Metallica Manager Slams YouTube: ‘They’re the Devil’
Peter Mensch, the manager for Metallica, Red Hot Chili Peppers and Muse, called YouTube “the devil” and said the online video giant’s business model for musicians was unsustainable, the BBC reports.
“We don’t get paid at all,” Mensch said in a new BBC Radio 4 documentary, The Pirate Ship, which examines the effects of the internet and piracy on the music industry. Mensch added: “If someone doesn’t do something about YouTube, we’re screwed. It’s over. Someone turn off the lights.”
YouTube’s current model allows musicians to make money by placing ads around their videos, but the International Federation of the Phonographic Industry’s recent annual report cited a growing “value gap” between the amount of music consumed on platforms like YouTube and SoundCloud and the amount of revenue generated for the music industry. The IFPI estimated that 900 million consumers on free upload platforms generated $634 million in 2015, while 68 million paying subscribers to various streaming services worldwide generated approximately $2 billion.

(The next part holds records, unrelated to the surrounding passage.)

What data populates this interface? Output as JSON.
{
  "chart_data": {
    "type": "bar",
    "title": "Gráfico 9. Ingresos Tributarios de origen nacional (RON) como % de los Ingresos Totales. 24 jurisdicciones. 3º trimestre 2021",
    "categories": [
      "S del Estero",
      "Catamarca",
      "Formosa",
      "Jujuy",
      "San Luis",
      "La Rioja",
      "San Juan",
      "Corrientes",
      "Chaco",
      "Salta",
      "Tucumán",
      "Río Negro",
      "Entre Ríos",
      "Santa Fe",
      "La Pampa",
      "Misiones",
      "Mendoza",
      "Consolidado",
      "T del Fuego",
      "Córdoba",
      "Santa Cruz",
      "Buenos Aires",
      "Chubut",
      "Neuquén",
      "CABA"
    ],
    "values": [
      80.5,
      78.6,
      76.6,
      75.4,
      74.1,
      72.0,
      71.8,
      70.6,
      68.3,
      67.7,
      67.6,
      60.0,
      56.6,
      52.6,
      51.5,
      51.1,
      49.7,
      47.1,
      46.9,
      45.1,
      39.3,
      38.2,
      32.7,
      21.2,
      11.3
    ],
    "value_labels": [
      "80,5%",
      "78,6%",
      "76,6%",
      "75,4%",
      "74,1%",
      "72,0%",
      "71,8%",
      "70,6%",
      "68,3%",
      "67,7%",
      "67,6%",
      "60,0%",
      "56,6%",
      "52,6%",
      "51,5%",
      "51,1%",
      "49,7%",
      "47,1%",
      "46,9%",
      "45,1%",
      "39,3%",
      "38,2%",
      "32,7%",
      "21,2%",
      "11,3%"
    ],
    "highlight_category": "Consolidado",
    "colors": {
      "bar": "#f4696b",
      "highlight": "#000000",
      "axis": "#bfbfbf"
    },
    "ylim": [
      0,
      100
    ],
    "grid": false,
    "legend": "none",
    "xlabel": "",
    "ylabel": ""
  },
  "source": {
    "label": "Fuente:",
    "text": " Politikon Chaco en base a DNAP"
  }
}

“It’s hard to make people pay for what they’ve been getting for free,” Mensch said. “That’s consumer behavior 101.” Metallica, of course, infamously fired the opening salvo against free online music when they took on Napster in 2000 and settled a year later.
YouTube’s Chief Business Officer Robert Kyncl, however, suggested that cash flow to artists from YouTube plays could also depend on their arrangements with record labels. He singled out violinist Lindsey Stirling as one example of a performer who set up her ad agreement directly with YouTube, has 7.8 million subscribers and raked in $6 million from the service last year.
“She sees all of her consumption and how much money she’s making and it’s very clear,” Kyncl said. “In other cases, maybe it’s less so. There are middle-men — whether it’s collection societies, publishers or labels — and what they do is they give advances and they want those recouped. So it’s really hard when there’s no transparency for the artist.”
Mensch and Kyncl’s comments come as YouTube and the three major labels — Sony, Warner and Universal — prepare to renegotiate their licensing agreement this year. YouTube and similar sites are also hoping to reform “safe harbor” laws, which protect them when users upload copyrighted material, so long as they remove it upon request.